A - His social background was middle class. His parents owned two large delicatessens in Antwerp. They had a cottage in the country. They were hard-working shopkeepers without cultural baggage or social status.
V - Were they Catholic?
A - No, but they could hardly have been described as dyed-in-the-wool nonconformists either. They were… shopkeepers.
V - Why did they send him to a Catholic university?
A - I’ve no idea.
V - Are they still alive?
A - No.
V - Where did he do his secondary studies?
A - Grammar school in Berchem.
V - Didn’t your father find that a little suspicious? I’m lead to believe that, as a member of the aristocracy, he is a man of deep faith.
A - With the exception of the Jesuit College, the grammar school was the best in Antwerp.

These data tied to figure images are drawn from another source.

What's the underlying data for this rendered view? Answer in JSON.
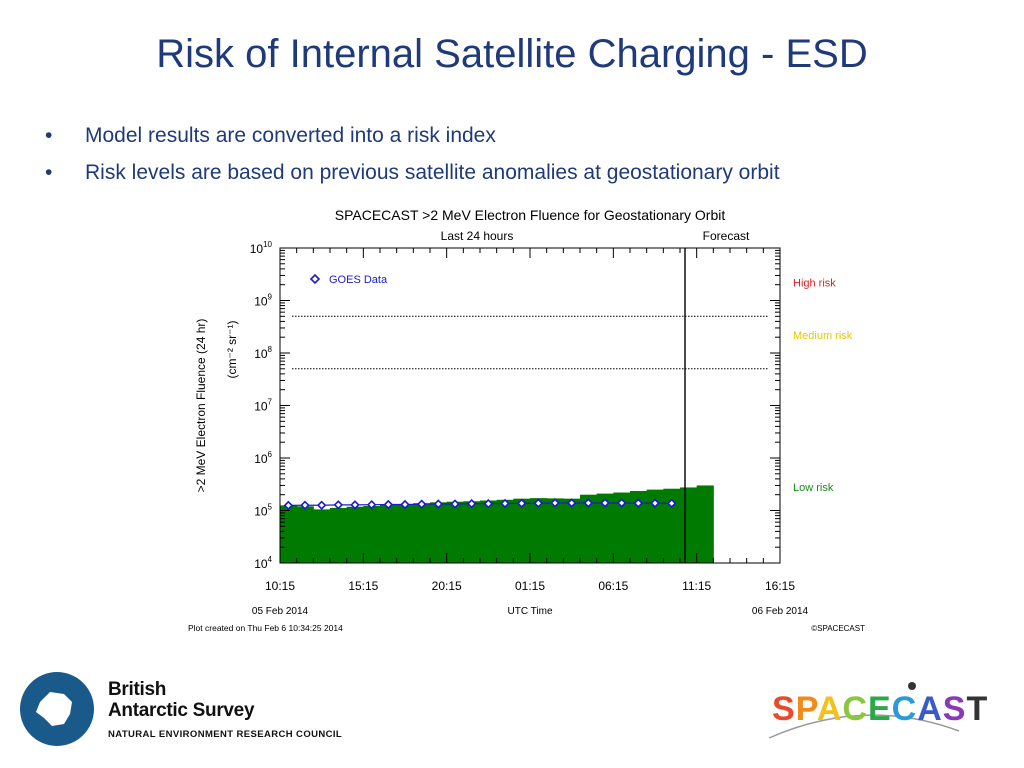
{
  "slide": {
    "title": "Risk of Internal Satellite Charging - ESD",
    "bullets": [
      "Model results are converted into a risk index",
      "Risk levels are based on previous satellite anomalies at geostationary orbit"
    ]
  },
  "chart_data": {
    "type": "bar",
    "title": "SPACECAST >2 MeV Electron Fluence for Geostationary Orbit",
    "subtitle_left": "Last 24 hours",
    "subtitle_right": "Forecast",
    "ylabel_line1": ">2 MeV Electron Fluence (24 hr)",
    "ylabel_line2": "(cm⁻² sr⁻¹)",
    "xlabel": "UTC Time",
    "y_scale": "log",
    "ylim": [
      10000,
      10000000000
    ],
    "y_ticks": [
      {
        "value": 10000,
        "base": "10",
        "exp": "4"
      },
      {
        "value": 100000,
        "base": "10",
        "exp": "5"
      },
      {
        "value": 1000000,
        "base": "10",
        "exp": "6"
      },
      {
        "value": 10000000,
        "base": "10",
        "exp": "7"
      },
      {
        "value": 100000000,
        "base": "10",
        "exp": "8"
      },
      {
        "value": 1000000000,
        "base": "10",
        "exp": "9"
      },
      {
        "value": 10000000000,
        "base": "10",
        "exp": "10"
      }
    ],
    "x_range_hours": [
      0,
      30
    ],
    "x_tick_labels": [
      "10:15",
      "15:15",
      "20:15",
      "01:15",
      "06:15",
      "11:15",
      "16:15"
    ],
    "x_tick_hours": [
      0,
      5,
      10,
      15,
      20,
      25,
      30
    ],
    "date_left": "05 Feb 2014",
    "date_right": "06 Feb 2014",
    "now_hours": 24.3,
    "thresholds": [
      {
        "name": "Medium risk",
        "value": 50000000,
        "color": "#e6c800"
      },
      {
        "name": "High risk",
        "value": 500000000,
        "color": "#e02020"
      }
    ],
    "risk_labels": [
      {
        "name": "High risk",
        "color": "#e02020",
        "at": 2200000000
      },
      {
        "name": "Medium risk",
        "color": "#e6c800",
        "at": 220000000
      },
      {
        "name": "Low risk",
        "color": "#1a8a1a",
        "at": 280000
      }
    ],
    "series": [
      {
        "name": "GOES Data",
        "kind": "points",
        "color": "#1a1ad0",
        "x": [
          0,
          1,
          2,
          3,
          4,
          5,
          6,
          7,
          8,
          9,
          10,
          11,
          12,
          13,
          14,
          15,
          16,
          17,
          18,
          19,
          20,
          21,
          22,
          23
        ],
        "y": [
          125000,
          126000,
          126000,
          128000,
          128000,
          129000,
          130000,
          130000,
          132000,
          133000,
          133000,
          135000,
          135000,
          136000,
          137000,
          138000,
          139000,
          139000,
          139000,
          139000,
          139000,
          138000,
          138000,
          137000
        ]
      },
      {
        "name": "fluence",
        "kind": "bars",
        "color": "#007a00",
        "x": [
          0,
          1,
          2,
          3,
          4,
          5,
          6,
          7,
          8,
          9,
          10,
          11,
          12,
          13,
          14,
          15,
          16,
          17,
          18,
          19,
          20,
          21,
          22,
          23,
          24,
          25
        ],
        "y": [
          125000,
          120000,
          105000,
          112000,
          118000,
          122000,
          128000,
          132000,
          138000,
          143000,
          147000,
          150000,
          155000,
          160000,
          168000,
          172000,
          170000,
          168000,
          200000,
          210000,
          220000,
          235000,
          250000,
          260000,
          275000,
          300000
        ]
      }
    ],
    "plot_created": "Plot created on Thu Feb  6 10:34:25 2014",
    "copyright": "©SPACECAST"
  },
  "logos": {
    "bas_line1": "British",
    "bas_line2": "Antarctic Survey",
    "bas_sub": "NATURAL ENVIRONMENT RESEARCH COUNCIL",
    "spacecast_letters": [
      "S",
      "P",
      "A",
      "C",
      "E",
      "C",
      "A",
      "S",
      "T"
    ],
    "spacecast_colors": [
      "#e84a2a",
      "#f08a1a",
      "#f2c21a",
      "#8cc63f",
      "#2aa84a",
      "#2a9ad8",
      "#3a5ac8",
      "#8a3ab8",
      "#333333"
    ]
  }
}
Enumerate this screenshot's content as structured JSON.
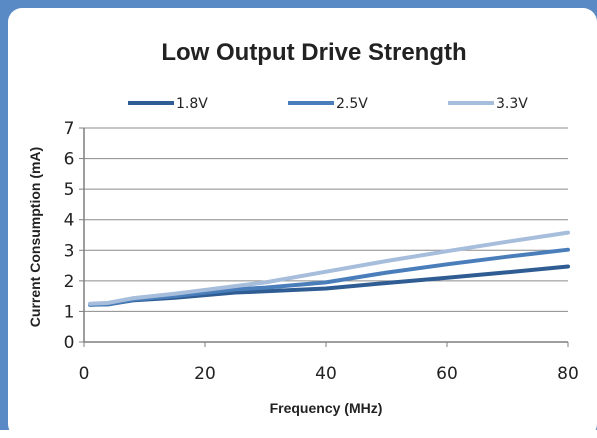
{
  "colors": {
    "frame": "#5a8ac6",
    "grid": "#8c8c8c",
    "axis": "#7f7f7f"
  },
  "chart_data": {
    "type": "line",
    "title": "Low Output Drive Strength",
    "xlabel": "Frequency (MHz)",
    "ylabel": "Current Consumption (mA)",
    "xlim": [
      0,
      80
    ],
    "ylim": [
      0,
      7
    ],
    "xticks": [
      "0",
      "20",
      "40",
      "60",
      "80"
    ],
    "yticks": [
      "0",
      "1",
      "2",
      "3",
      "4",
      "5",
      "6",
      "7"
    ],
    "grid": true,
    "legend_position": "top",
    "series": [
      {
        "name": "1.8V",
        "color": "#2f5d93",
        "x": [
          1,
          4,
          8,
          15,
          25,
          30,
          40,
          50,
          60,
          70,
          80
        ],
        "y": [
          1.22,
          1.23,
          1.36,
          1.45,
          1.62,
          1.66,
          1.75,
          1.93,
          2.1,
          2.28,
          2.47
        ]
      },
      {
        "name": "2.5V",
        "color": "#4a7ebb",
        "x": [
          1,
          4,
          8,
          15,
          25,
          30,
          40,
          50,
          60,
          70,
          80
        ],
        "y": [
          1.22,
          1.24,
          1.38,
          1.5,
          1.72,
          1.78,
          1.95,
          2.27,
          2.54,
          2.79,
          3.02
        ]
      },
      {
        "name": "3.3V",
        "color": "#a6bddb",
        "x": [
          1,
          4,
          8,
          15,
          25,
          30,
          40,
          50,
          60,
          70,
          80
        ],
        "y": [
          1.25,
          1.28,
          1.43,
          1.58,
          1.83,
          1.95,
          2.3,
          2.65,
          2.97,
          3.28,
          3.58
        ]
      }
    ]
  }
}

V - Where did your father study?
A - With the Jesuits.
V - Did your husband go to church with any frequency?
A - I fear not. When we were first married he came with me to mass.
V - And now?
A - Only on official occasions.
V - So he lives in a permanent state of mortal sin?
A - Yes.
V - Has your father ever been contacted by Opus Dei?
A - Yes, but he saw them as the Jesuits’ main competitors and he had great respect for the Jesuits.
V - What do you mean?
A - He did not want to commit himself.
V - Were you ever approached by Opus Dei during your years at the university in Leuven?
A - You appear not to be aware that Opus Dei was completely unheard of in Leuven in 1951.